Die Netzbetreiber kamen bei ihrer Analyse zu dem Ergebnis, dass auch kurze krisenhafte Situationen im kommenden Winter sehr unwahrscheinlich sind, auch wenn sie nicht komplett ausgeschlossen werden können. Um kurzzeitige Lastunterdeckungen oder Stromausfälle zu vermeiden, wurden verschiedene Maßnahmen empfohlen, die zu den bereits bestehenden Sicherungen dazukommen. Dazu gehört Nutzung von Kraftwerksreserven und Zuschaltung von Kohlekraftwerken.

Die Bundesregierung wird mit der dritten Novelle des Energiesicherungsgesetzes einige weitere Maßnahmen auf den Weg bringen. Hier werden beispielsweise zusätzliche Kapazitäten zur Stromproduktion mit Biogasanlagen und eine Verbesserung der Transportkapazitäten der Stromnetze geschaffen.

AKWs als Reserve für Bayern

Konkret bedeuten die Schlüsse aus dem Stresstest auch, dass die zwei der drei noch laufenden Atomkraftwerke im Süden Deutschlands - Isar 2 und Neckarwestheim - noch über den Jahreswechsel hinaus als Einsatzreserve vorgehalten werden. Damit trägt die Bundesregierung der Tatsache Rechnung, dass insbesondere Bayern Probleme bekommen könnte, da das Bundesland seit vielen Jahren den Ausbau der Windkraft blockiert und auch die zusätzlichen Transportleitungen aus dem Norden nicht voranbringt. Bayern ist dadurch das Bundesland mit dem höchsten Bedarf an russischem Erdgas geworden - das nun nicht mehr zur Verfügung steht. Allerdings wird der grundsätzliche Ausstieg aus der Kernkraft nicht angetastet und neue Brennelemente werden nicht in die Kraftwerke geladen.

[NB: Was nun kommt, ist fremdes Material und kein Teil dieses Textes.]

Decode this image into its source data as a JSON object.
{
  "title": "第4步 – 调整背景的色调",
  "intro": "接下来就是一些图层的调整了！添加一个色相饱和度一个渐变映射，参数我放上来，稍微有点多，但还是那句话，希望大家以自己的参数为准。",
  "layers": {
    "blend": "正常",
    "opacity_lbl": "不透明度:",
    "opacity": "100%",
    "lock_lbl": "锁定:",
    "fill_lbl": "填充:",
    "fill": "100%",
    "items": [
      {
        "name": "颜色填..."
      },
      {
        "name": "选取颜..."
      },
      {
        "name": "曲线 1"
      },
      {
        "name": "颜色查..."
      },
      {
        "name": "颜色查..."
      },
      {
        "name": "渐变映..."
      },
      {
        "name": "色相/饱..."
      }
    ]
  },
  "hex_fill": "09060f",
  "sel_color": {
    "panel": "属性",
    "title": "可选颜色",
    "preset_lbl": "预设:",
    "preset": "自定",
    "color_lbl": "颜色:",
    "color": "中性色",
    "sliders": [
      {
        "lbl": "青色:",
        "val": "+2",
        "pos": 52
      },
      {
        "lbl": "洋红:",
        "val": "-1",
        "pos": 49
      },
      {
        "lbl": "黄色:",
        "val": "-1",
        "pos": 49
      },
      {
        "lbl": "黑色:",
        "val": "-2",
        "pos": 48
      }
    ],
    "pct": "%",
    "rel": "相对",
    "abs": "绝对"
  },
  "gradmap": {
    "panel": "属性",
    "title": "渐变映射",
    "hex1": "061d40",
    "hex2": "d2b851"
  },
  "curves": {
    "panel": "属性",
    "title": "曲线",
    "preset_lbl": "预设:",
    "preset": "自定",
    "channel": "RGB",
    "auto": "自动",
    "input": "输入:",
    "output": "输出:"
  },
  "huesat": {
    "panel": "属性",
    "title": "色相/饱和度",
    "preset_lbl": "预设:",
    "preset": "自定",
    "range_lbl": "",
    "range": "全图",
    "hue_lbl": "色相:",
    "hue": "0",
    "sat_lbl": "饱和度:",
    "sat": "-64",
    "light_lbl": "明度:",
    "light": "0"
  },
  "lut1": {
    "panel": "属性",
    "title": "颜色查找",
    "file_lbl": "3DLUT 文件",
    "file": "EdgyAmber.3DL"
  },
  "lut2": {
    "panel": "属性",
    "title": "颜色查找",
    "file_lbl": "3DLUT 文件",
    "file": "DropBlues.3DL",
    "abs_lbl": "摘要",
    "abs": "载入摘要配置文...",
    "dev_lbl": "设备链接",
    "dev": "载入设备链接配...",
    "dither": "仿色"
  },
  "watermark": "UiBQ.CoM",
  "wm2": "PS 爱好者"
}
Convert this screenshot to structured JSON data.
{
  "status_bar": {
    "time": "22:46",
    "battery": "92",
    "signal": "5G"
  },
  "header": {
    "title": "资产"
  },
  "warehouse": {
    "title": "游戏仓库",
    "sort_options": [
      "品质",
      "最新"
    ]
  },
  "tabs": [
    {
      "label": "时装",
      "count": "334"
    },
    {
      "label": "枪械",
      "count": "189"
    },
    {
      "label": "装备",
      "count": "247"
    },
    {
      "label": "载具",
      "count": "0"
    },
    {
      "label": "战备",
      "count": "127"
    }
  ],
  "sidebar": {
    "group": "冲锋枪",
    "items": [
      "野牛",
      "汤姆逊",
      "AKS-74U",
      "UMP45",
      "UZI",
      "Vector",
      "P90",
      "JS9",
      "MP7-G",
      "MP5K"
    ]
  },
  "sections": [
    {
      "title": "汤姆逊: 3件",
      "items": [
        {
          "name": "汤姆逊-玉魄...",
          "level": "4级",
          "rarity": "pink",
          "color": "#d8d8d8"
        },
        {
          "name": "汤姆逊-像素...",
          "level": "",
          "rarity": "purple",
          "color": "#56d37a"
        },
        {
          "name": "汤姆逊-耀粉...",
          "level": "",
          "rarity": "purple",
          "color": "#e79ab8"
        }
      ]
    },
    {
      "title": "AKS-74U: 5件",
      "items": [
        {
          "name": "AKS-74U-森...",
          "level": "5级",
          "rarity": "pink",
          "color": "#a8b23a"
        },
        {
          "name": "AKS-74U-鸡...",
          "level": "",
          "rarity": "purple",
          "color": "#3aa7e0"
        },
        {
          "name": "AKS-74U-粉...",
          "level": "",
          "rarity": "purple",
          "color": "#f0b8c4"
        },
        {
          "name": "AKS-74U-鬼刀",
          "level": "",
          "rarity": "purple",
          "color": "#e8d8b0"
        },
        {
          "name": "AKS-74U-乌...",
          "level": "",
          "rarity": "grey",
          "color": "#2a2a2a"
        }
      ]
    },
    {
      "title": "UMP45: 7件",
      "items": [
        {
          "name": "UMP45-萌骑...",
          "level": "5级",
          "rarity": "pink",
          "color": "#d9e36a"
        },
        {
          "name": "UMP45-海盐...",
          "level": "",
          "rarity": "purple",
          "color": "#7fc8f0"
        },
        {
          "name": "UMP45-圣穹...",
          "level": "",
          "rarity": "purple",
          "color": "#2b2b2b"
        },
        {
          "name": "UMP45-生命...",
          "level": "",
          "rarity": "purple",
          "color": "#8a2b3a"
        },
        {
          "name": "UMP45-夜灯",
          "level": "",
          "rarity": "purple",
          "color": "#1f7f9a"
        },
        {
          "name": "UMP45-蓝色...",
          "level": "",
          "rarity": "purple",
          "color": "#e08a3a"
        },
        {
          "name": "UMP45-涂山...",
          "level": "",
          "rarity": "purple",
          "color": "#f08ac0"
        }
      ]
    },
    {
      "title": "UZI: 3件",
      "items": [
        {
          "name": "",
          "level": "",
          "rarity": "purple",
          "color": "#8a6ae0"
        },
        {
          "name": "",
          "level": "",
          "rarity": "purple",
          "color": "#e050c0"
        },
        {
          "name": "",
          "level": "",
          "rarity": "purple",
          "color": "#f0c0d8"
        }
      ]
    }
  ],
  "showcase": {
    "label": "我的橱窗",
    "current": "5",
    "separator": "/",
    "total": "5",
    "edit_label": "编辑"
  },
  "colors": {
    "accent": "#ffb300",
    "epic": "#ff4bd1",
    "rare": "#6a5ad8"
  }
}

"Wir haben genug Energie in und für Deutschland; wir sind ein Stromexportland", stellte der zuständige Minister Robert Habeck angesichts der Ergebnisse klar. Aber gerade da liegt auch ein grundlegendes Problem. Denn derzeit benötigt beispielsweise Frankreich so viel Strom, dass hierzulande die teuren Gaskraftwerke zugeschaltet werden müssen, was aufgrund der Eigenheiten des Strommarktes die Preise für die Verbraucher nach oben treibt.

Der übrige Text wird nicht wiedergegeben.